With so many collaboration tools available, 2020 is the time to explore and adopt the tools that best serve your needs, providing your workforce with all the guidance, encouragement, and support required to work at peak productivity levels. Need to justify your decision? Take a look at some of the latest workplace trends that more than warrant implementation.

Most people are working remotely, at least part-time.

The Society for Human Resources Management reported that 69 percent of organizations allowed employees to work from home in some capacity in 2019, marking a threefold-plus increase since 1996. And in a 2019 Global Workspace Survey of more than 15,000 professionals from a range of different industries, the majority reported that their employees work outside of their main office headquarters at least twice a week.

All this to say that, with the prevalence of telecommuting, there is a critical need for software that connects people with each other in such a way that it doesn't matter whether they're across the hall, down the street, or 3,000 miles away. This connectivity is particularly crucial when teams are reviewing visual materials, in which case video conferencing and screen sharing capabilities serve an invaluable role. 

Meetings are costly and unproductive.

There are between 11 million and 55 million meetings held in the U.S. every day, costing most organizations 7-15 percent of their personnel budgets. Executives reportedly spend an average of 23 hours in meetings weekly, eight of which are unproductive. And a staggering-- but maybe not surprising-- 73 percent of people admit they use meeting time to do other work.

While some meetings are necessary, the many that are not result not only in billions of wasted dollars, but exacerbate what's known as Meeting Recovery Syndrome-- time spent winding down and refocusing after a meeting. The features available via collaboration tools allow for seamless, ongoing ideation and communication, cutting down on time, budget and energy-draining meetings.

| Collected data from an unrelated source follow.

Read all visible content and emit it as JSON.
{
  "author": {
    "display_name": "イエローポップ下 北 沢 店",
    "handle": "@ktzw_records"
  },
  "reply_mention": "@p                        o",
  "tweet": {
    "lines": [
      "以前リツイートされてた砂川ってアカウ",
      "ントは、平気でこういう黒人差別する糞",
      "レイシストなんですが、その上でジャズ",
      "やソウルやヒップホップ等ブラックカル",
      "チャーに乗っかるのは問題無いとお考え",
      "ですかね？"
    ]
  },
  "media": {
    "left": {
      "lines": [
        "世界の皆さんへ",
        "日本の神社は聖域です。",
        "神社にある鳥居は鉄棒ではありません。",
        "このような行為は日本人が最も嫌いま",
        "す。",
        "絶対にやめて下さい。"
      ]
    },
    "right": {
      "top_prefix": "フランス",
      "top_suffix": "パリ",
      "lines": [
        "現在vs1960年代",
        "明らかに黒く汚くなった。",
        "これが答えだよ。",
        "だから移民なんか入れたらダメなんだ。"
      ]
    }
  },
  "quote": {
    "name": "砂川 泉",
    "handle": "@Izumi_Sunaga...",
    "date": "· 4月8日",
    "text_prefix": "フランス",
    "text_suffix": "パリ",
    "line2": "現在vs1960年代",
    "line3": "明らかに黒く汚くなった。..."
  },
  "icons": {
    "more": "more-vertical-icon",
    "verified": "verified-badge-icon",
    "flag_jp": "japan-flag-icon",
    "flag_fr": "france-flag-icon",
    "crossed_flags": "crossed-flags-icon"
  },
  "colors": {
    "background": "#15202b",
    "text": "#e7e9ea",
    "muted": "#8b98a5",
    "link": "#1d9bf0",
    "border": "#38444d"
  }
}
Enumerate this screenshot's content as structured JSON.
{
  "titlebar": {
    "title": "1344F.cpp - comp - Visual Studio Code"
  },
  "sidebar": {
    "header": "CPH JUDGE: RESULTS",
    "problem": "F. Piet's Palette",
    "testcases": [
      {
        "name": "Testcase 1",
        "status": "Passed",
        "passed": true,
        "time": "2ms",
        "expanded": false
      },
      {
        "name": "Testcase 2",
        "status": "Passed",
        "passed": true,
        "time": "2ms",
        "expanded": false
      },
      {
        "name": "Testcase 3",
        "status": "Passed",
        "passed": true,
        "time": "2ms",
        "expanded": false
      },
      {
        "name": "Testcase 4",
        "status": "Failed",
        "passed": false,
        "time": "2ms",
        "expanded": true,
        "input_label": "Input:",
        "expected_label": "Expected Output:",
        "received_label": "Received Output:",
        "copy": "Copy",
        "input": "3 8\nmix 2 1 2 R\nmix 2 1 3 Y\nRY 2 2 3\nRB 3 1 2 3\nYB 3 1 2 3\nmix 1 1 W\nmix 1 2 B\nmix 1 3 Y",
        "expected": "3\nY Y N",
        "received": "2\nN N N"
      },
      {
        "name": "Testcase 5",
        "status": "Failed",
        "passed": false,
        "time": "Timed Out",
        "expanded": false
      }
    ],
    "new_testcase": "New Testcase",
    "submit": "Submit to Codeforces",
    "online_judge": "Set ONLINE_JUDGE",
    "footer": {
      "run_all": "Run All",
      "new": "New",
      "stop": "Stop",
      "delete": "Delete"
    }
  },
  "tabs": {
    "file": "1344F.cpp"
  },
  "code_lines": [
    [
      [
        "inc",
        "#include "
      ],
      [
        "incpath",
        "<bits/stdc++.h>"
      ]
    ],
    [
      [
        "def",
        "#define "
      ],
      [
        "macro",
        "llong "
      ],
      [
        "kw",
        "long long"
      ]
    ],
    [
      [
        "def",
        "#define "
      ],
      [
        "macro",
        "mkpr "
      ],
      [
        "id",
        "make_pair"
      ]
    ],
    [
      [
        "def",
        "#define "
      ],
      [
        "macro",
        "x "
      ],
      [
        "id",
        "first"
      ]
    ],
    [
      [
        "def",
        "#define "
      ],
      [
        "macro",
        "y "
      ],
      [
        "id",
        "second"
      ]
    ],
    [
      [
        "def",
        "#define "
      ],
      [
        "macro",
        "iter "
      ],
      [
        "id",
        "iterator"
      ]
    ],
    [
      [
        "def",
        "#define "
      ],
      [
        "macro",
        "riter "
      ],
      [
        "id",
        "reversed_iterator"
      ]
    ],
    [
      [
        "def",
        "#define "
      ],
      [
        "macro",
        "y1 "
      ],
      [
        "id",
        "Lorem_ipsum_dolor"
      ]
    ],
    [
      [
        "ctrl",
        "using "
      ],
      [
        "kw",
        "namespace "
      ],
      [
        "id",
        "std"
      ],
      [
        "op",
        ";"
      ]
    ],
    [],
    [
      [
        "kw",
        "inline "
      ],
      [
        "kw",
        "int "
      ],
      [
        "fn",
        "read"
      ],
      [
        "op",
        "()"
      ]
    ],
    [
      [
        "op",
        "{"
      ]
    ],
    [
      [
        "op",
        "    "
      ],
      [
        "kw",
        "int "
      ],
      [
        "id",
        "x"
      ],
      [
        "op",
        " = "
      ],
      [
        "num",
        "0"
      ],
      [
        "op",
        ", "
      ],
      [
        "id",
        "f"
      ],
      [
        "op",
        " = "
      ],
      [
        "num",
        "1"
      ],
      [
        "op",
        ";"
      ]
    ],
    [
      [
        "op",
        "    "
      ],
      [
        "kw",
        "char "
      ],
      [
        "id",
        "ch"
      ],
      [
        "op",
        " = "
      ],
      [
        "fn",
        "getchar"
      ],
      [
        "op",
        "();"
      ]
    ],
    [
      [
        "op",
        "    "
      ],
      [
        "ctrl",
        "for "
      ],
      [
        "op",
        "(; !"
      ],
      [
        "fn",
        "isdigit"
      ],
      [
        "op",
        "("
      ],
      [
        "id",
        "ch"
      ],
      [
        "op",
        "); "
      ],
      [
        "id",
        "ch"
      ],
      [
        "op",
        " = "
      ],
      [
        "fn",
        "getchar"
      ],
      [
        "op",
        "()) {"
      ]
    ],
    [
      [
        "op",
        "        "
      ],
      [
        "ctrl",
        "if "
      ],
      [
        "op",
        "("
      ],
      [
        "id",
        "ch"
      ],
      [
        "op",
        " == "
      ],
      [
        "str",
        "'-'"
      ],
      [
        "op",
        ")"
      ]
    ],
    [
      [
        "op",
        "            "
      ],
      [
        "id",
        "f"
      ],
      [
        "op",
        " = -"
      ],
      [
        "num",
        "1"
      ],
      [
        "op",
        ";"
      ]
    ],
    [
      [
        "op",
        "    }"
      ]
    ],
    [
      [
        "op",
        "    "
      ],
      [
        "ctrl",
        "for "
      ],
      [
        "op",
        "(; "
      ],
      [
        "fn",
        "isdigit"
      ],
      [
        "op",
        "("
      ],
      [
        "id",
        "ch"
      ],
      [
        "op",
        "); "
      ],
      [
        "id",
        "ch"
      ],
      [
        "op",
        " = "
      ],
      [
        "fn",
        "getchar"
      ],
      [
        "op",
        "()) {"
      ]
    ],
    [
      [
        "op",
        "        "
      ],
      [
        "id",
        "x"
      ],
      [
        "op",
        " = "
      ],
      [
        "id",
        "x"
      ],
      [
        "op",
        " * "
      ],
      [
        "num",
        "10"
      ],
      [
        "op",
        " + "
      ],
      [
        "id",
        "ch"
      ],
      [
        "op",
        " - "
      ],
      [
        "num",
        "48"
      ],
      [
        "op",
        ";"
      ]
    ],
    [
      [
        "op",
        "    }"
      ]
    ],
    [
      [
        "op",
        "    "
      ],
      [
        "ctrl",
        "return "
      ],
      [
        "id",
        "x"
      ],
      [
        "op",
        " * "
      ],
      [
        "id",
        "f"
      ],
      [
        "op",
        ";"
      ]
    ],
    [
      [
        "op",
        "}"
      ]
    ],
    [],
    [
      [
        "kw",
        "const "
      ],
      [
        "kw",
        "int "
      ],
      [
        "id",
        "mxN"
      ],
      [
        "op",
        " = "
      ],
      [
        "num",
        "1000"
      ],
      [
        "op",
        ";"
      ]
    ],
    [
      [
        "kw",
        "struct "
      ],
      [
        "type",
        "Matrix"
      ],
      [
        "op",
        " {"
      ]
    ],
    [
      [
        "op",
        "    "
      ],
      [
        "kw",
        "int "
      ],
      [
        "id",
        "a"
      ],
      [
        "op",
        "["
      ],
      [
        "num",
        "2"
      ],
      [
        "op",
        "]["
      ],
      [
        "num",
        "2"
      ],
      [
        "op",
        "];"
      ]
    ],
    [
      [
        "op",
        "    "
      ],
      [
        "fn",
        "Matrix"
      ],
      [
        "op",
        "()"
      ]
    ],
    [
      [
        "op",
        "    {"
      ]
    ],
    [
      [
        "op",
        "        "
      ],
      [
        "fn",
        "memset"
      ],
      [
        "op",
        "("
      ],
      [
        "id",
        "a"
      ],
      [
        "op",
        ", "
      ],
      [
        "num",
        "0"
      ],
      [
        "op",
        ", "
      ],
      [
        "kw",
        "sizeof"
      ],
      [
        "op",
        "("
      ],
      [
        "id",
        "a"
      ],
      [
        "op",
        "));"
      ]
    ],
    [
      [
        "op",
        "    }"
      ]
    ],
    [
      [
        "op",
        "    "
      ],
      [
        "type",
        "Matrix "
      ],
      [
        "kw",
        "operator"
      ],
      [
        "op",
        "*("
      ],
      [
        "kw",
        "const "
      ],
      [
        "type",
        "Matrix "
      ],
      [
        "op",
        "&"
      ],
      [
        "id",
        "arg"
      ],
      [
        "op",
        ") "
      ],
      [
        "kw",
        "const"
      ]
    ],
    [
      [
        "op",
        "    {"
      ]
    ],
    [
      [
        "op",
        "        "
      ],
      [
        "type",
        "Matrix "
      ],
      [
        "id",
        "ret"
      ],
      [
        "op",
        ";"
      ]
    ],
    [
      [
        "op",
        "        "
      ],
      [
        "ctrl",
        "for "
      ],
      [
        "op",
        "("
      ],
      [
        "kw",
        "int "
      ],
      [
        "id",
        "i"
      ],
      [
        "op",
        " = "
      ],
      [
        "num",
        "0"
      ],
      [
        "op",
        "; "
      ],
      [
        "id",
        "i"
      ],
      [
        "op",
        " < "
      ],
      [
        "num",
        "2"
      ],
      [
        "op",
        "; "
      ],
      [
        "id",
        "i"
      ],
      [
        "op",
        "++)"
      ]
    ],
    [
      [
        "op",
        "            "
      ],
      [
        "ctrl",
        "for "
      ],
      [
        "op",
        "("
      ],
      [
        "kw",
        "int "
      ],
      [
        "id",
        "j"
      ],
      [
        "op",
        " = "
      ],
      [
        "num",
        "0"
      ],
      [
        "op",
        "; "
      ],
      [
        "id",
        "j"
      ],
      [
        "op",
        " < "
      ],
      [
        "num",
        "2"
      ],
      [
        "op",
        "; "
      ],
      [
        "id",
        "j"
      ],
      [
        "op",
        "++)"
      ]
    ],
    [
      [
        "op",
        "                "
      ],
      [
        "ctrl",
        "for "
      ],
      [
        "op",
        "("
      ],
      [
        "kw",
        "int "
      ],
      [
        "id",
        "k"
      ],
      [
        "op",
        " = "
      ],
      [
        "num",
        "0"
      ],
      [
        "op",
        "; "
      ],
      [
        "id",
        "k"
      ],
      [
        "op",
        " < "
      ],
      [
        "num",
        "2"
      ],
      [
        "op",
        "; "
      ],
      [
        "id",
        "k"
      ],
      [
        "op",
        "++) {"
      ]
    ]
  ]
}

No one needs another email.

The 2019 Adobe Email Usage Study found that American workers are spending five hours checking email--work and personal--each day.

In his book, Quality Software Management: Systems Thinking, renowned computer scientist, author and teacher Gerald Weinberg famously proposed that productive time is reduced by 20 percent every time we add another task to our plates. By that long-tested standard, if you work an eight-hour day, the ordinary act of having your email open while doing something else steals an hour and a half of your day.    

Email might be the original productivity channel, but we all need a break from it. Collaborative chat features offer a welcome alternative that combats this form of fatigue. You can interact with your colleagues quickly, efficiently, and without the obligatory greetings, sign-offs and other standard--and sometimes superfluous--email formalities.

The emerging workforce thrives on engagement.

Millennials are the largest generation in the U.S. workforce and projections show that Gen Z will comprise about 36 percent ​of the global workforce in 2020. So, it stands to reason that these groups greatly influence workplace trends. One of the currencies they value, collectively, is open and honest communication.

For example, 60 percent of Gen Z say they want multiple check-ins from their manager throughout the week, while two-thirds say they need feedback from their supervisor at least every few weeks in order to stay on board. In some cases, a sentence or two, or even an emoji may suffice, but accommodating this degree of engagement necessitates solutions that enable convenient, prompt, direct feedback.

At my company, the various collaborative platforms we use internally, as well as with clients and other partners, have generated remarkable levels of fluidity and productivity. We've been able to enhance collaborative processes while saving time and money that might have otherwise been spent on time-consuming meetings, costly travel, and other unproductive efforts.

As a leader or manager, fostering communication is a part of your job. Find the solutions that make that job easier and make them work for you.